In 2007, Armstrong, a nurse, walked away from a career as director of clinical research for the University of Michigan Health System’s Transplant Center in order to pursue his dream of building a year-round, medically-sound camp to support the special needs of pediatric patients.

“A patient’s father told me his son wanted to go to summer camp, but no camp would accept him because he needed medical support,” he said. “I benefited greatly from camp as a kid, and I really felt that children cheated out of their childhood by illness needed this experience.”

The medical specialty camp includes a state-of-the-art health center, dining hall, climate-controlled cabins to house campers and staff, a treehouse, arts and crafts center, two heated swimming pools, nature trails, an archery range, an amphitheater and a waterfront dock, all
designed to fit in a rustic camp environment and entirely accessible.

The traditional camp programs are also intentionally designed to accommodate a diverse range of abilities. Outdoor activities and community-building events aim to help kids who often spend significant time in hospitals and doctors’ offices a chance to reclaim their childhood. Campers embark on learning new skills like archery, canoeing, fishing and swimming, all in a fun, medically sound environment.
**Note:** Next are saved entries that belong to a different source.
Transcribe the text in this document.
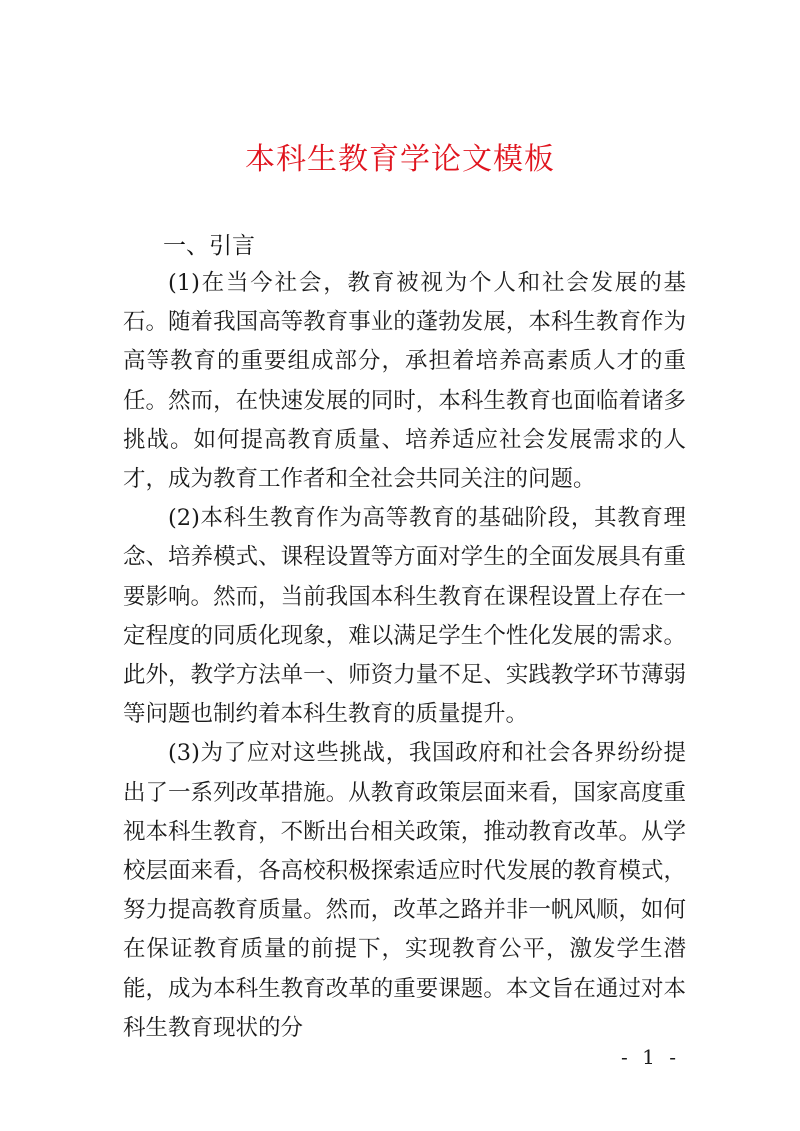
本科生教育学论文模板
一、引言

(1)在当今社会，教育被视为个人和社会发展的基石。随着我国高等教育事业的蓬勃发展，本科生教育作为高等教育的重要组成部分，承担着培养高素质人才的重任。然而，在快速发展的同时，本科生教育也面临着诸多挑战。如何提高教育质量、培养适应社会发展需求的人才，成为教育工作者和全社会共同关注的问题。

(2)本科生教育作为高等教育的基础阶段，其教育理念、培养模式、课程设置等方面对学生的全面发展具有重要影响。然而，当前我国本科生教育在课程设置上存在一定程度的同质化现象，难以满足学生个性化发展的需求。此外，教学方法单一、师资力量不足、实践教学环节薄弱等问题也制约着本科生教育的质量提升。

(3)为了应对这些挑战，我国政府和社会各界纷纷提出了一系列改革措施。从教育政策层面来看，国家高度重视本科生教育，不断出台相关政策，推动教育改革。从学校层面来看，各高校积极探索适应时代发展的教育模式，努力提高教育质量。然而，改革之路并非一帆风顺，如何在保证教育质量的前提下，实现教育公平，激发学生潜能，成为本科生教育改革的重要课题。本文旨在通过对本科生教育现状的分

- 1 -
Children living with chronic and life-threatening medical conditions like heart disease, blood disorders and epilepsy may face the stigma often associated with their illness, which can make socializing with peers challenging. As a result, they often feel left out and develop low self-esteem and a diminished sense of possibility. At North Star Reach, campers connect with other kids facing similar health challenges and feel a sense of normalcy and belonging, often for the first time in their lives.

“As a lifelong healthcare provider, I believe camp is a ‘healing bridge,’” says Armstrong. “Hospital are amazing at providing cures. But our camp provides a vital place where kids with serious health challenges move from being a ‘sick kid’ to feeling a sense of normalcy. Thanks to an incredible community of donors, foundations, hospital partners, and volunteers, we’ve been fortunate to create a special healing place for deserving kids and their families.”

The award was created in honor of Neubacher, a U-M alumnus who lived with multiple sclerosis and was a columnist for the Detroit Free Press and an advocate for equal rights and opportunities for people with disabilities. In one of his most-well known columns, Neubacher encouraged others to increase awareness of disability-related issues with these eight words: “Raise a little consciousness. Raise a little hell!”